One of the capsules lands in the San Diego wildlife sancturay, near the enclosure of George – an amiable, smart and personable albino gorilla in the care of our action man Dwayne “The Rock” Johnson, who plays former Special Forces soldier Davis Okoye turned Dian Fossey-primatologist. George gets exposed to whatever it is in the canister, and he begins to grow exponentially and becomes uncontrollably agressive.

The same thing happens to two other animals that are exposed to the canister. Soon, three giant monsters are on the loose, rampaging across the states, heading towards the city of Chicago. An armed government agency led by Agent Harvey Russel (Jeffrey Dean Morgan) arrives to contain the situation, but the animals have grown so large that they seem to be unstoppable.

Meanwhile, the company behind the gene research is bent on getting to the monsters first, dead or alive. Malin Ackerman plays Claire Wyden, the greedy CEO of Energyne, and Naomi Harris plays Kate Caldwell, the geneticist who developed the pathogen, now helping Okoye to find a cure for George.

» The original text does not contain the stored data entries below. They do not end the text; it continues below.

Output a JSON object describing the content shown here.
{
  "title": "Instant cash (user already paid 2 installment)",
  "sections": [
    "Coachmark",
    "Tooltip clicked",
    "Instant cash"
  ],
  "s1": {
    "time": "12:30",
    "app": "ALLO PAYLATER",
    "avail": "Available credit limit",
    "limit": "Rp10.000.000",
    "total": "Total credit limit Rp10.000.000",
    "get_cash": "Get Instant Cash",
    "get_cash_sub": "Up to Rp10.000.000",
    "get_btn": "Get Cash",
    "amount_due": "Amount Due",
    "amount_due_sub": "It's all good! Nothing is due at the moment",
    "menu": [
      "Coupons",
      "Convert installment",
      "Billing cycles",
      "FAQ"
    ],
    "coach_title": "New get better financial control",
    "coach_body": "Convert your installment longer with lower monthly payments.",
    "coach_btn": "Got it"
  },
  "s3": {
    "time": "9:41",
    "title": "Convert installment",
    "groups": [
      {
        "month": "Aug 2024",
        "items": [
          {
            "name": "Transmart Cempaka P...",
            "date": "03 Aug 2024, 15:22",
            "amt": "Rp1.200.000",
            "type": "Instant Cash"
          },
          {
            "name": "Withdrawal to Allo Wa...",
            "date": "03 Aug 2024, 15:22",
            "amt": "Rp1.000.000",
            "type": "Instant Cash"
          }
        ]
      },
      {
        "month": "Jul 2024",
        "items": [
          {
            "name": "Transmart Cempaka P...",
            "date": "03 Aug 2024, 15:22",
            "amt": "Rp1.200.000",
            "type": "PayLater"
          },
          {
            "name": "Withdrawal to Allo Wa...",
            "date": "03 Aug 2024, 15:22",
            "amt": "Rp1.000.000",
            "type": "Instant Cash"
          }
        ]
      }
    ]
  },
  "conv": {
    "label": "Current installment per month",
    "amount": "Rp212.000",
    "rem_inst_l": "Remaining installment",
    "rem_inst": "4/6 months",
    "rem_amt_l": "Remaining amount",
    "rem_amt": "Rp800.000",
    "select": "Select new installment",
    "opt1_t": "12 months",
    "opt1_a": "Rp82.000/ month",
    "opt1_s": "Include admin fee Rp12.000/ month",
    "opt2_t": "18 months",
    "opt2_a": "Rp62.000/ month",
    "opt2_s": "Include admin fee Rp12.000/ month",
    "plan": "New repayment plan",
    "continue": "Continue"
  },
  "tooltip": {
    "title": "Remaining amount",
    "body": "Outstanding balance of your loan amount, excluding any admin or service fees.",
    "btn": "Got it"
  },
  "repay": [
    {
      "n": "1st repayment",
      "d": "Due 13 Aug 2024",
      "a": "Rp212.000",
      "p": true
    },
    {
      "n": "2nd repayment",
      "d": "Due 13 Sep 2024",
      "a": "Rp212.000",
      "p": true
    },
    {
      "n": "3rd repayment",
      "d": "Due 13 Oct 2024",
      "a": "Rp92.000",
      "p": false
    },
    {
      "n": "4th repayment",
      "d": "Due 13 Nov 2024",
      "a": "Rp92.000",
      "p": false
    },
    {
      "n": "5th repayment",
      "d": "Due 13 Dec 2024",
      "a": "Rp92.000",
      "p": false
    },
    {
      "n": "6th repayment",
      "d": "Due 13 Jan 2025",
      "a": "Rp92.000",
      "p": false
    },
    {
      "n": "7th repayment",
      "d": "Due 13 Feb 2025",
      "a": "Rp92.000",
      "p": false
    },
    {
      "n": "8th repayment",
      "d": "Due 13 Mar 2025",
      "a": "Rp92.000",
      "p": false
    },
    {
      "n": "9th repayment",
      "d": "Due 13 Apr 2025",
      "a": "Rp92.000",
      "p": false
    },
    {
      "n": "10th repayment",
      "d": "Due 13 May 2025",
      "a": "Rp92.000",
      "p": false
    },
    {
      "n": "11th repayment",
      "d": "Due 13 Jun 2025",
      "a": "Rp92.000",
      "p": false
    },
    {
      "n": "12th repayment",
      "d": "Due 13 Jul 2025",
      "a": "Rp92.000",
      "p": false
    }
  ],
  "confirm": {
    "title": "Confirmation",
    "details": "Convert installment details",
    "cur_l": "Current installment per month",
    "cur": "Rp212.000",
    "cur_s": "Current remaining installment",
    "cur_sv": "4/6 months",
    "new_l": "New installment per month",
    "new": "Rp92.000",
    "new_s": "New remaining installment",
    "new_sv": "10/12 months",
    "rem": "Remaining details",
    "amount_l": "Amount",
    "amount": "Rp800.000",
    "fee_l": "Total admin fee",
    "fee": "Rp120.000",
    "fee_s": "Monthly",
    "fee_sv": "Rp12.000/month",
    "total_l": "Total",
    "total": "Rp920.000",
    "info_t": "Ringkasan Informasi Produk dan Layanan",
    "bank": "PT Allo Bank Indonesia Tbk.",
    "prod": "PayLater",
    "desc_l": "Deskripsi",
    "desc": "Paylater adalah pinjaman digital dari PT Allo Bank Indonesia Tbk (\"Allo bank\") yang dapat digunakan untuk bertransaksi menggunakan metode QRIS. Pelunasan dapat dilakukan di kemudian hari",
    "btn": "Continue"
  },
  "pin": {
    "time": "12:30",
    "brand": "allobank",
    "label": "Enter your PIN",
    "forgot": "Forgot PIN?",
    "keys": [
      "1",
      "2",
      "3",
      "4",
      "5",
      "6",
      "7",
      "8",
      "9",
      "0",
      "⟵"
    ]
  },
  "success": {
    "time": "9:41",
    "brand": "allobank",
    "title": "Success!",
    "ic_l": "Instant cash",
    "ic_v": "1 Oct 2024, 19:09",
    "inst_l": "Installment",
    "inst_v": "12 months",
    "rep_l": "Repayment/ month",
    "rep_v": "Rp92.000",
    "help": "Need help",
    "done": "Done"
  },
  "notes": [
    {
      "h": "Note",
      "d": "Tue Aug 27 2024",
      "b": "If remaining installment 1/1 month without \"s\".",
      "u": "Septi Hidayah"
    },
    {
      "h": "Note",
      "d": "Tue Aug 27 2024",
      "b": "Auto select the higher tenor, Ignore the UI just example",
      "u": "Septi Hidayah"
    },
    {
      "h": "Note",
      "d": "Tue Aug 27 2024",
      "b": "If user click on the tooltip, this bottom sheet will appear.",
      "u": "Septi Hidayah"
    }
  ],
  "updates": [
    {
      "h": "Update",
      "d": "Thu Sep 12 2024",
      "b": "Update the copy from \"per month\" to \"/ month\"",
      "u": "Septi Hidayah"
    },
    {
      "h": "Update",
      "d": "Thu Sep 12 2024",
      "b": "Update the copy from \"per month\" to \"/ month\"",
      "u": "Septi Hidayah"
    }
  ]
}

The blurb on the video game runs thus: “Take control of gigantic monsters trying to survive against onslaughts of military forces. Each round is completed when a particular city is completely reduced to rubble.”

While the blurb sounds simplistically cheesy fun, the movie is outright an action film from the moment George breaks out of his enclosure and at the same time the giant wolf wipes out the elite strike force sent by Energyne.

While this could easily, lazily written off as another “Big, Brainless, Fun” movie, the last is the questionable descriptive – mostly due to the carnage. And I just don’t mean body count – we see mauling, mangling, torn body parts and people getting eaten. Lots of it.

Would I make a different reaction had this been an R-rated film – just a bit, the story is still hokey and the R-rating would have lessened the pretense to show a pro-animals film. The monsters rampage through the city, reducing it to rubble, and the national guard makes a magical sudden appearance to shoot the monsters down with as many rounds as Neo’s rescue of Morpheus. This makes Independence Day: Resurgence look smart (not really, no.)

Yes I did find Ackerman’s character funny. Morgan as the constantly smug Agent Russel oozes with charisma. But the carnage! The body count. I came in ready for this ride, but the set pieces (the opening scene in the space station, Manganiello’s short-lived (!) encounter with the giant wolf).. those were in horror territory. I could hardly call Okoye’s and George’s sign language banter funny. Amusing? Maybe a bit.

This is not even kaiju category – not silly rubber-suit-guy Godzilla by way of Toho nor are there any multicolored jaegers piloted by teenagers with an attitude appearing to save the day – no.

At the same time, this is far, far from terrible territory where one finds the likes of Atlantic Rim, Ballistic: Ecks vs. Sever, and the gazillion horror and sci-fi curiosities from the 1950s like Creature From the Haunted Sea or Fankenstein Meets the Space Monster.

Rampage goes to the B-section, not far from the Underworlds and the “Untraviolets” and the Resident Evils. But at the very least, Rampage has an adorable gorilla who gamely gives the audience the finger – twice, plus, there’s The Rock, whom many people admire (hey I like the Rock too, as himself.)